The Long Game
Progress reports on the games we just can’t quit, featuring Tetris Effect
Somehow it’s been two years since Tetsuya Mizuguchi’s exquisite, synaesthesia-powered take on Tetris arrived with us, having seemingly been beamed down from another planet with the sole purpose of making our own a brighter, more empathetic place. (If it failed in that regard, then that’s simply because not enough people played it.) Surely, with due deference to the Game Boy edition, the finest update of Alexey Pajitnov’s classic puzzler to date, in VR it was the most enveloping Tetris had ever been, a heartfelt hymn to humanity and the natural world that celebrated the ties that bind all things. Yet its spirit of togetherness was undermined slightly by its focus on solo play: in seeking to connect us with the universe, it didn’t do much to help us bond with our fellow man. Enter Tetris Effect: Connected, with a suite of multiplayer modes to support that emotional Journey.
Score Attack is your classic one-on-one Tetris in contemporary trappings: perfectly enjoyable but conventional, and it was always going to be here. In Zone Battle, multiple-line clears and combos will fill up your opponent’s well as usual, but the time-freezing Zone mechanic gives both players the chance to turn the tide, as you pause your growing stack and hurriedly fill lines to potentially send a mountain of blocks across to the other side. Yet it’s the titular mode that proves the real game-changer.
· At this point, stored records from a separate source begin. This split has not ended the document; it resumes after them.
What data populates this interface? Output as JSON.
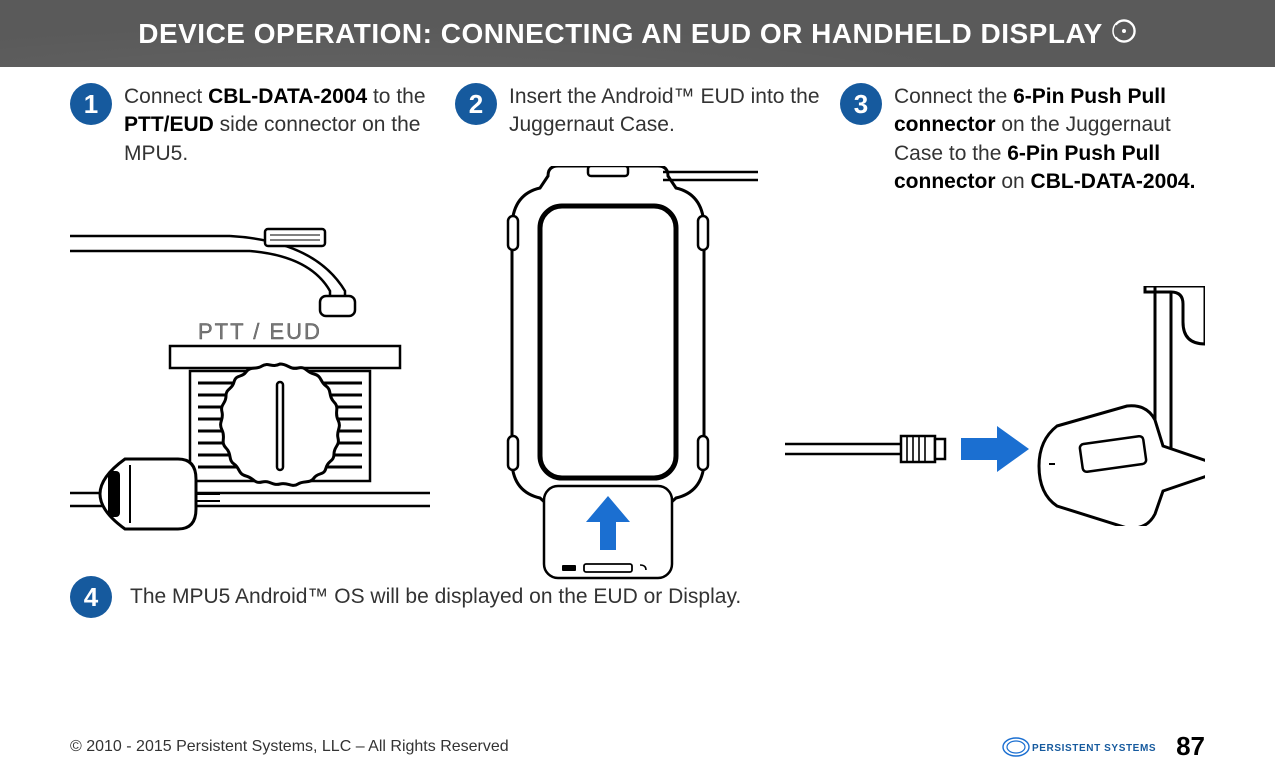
{
  "header": {
    "title": "DEVICE OPERATION:  CONNECTING AN EUD OR HANDHELD DISPLAY",
    "band_color": "#5a5a5a",
    "title_color": "#ffffff",
    "title_fontsize": 28
  },
  "accent_color": "#165a9e",
  "arrow_color": "#1b6fd1",
  "steps": [
    {
      "num": "1",
      "html": "Connect <b>CBL-DATA-2004</b> to the <b>PTT/EUD</b> side con­nector on the MPU5."
    },
    {
      "num": "2",
      "html": "Insert the Android™ EUD into the Juggernaut Case."
    },
    {
      "num": "3",
      "html": "Connect the <b>6-Pin Push Pull connector</b> on the Juggernaut Case to the <b>6-Pin Push Pull connec­tor</b> on <b>CBL-DATA-2004.</b>"
    }
  ],
  "step4": {
    "num": "4",
    "text": "The MPU5 Android™ OS will be displayed on the EUD or Display."
  },
  "illus1": {
    "ptt_label": "PTT / EUD"
  },
  "footer": {
    "copyright": "© 2010 - 2015 Persistent Systems, LLC – All Rights Reserved",
    "brand_text": "PERSISTENT SYSTEMS",
    "page": "87"
  },
  "style": {
    "body_fontsize": 21,
    "badge_diameter": 42,
    "line_stroke": "#000000",
    "line_width": 2
  }
}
Here, three players fight it out against an AI opponent, which uses a range of tricks to disrupt each player – moving the matrices about, while causing neat stacks to become a mess of protrusions that take several drops to tidy up, and dropping huge pieces in just as you’ve made room to drop in a line tetromino or two.
Then, thrillingly, comes your opportunity to strike back. Once your individual contributions have filled a gauge, the percussion builds to a crescendo as the vocal of Connected (Yours Forever) kicks in and the matrices unite to form a single, wide playing field. You and your two allies, apart but together, suddenly find yourselves in the Zone, literally and metaphorically. Taking it in turns, you’ll work as a team – watching ghost pieces and adjusting your next move accordingly, plugging gaps or laying the groundwork for your teammates to apply the finishing flourishes to your silently coordinated comeback. The sense of collective triumph as a devastating attack lands is undeniable; this is Tetris as a form of communication, and it’s magical. If Connected doesn’t quite usurp the VR mode in our hearts, it’s perilously close – and with the multiplayer element not landing on Quest and PSVR until the summer, experiencing this in 4K HDR right now is the closest thing the Xbox Series consoles have to a killer app.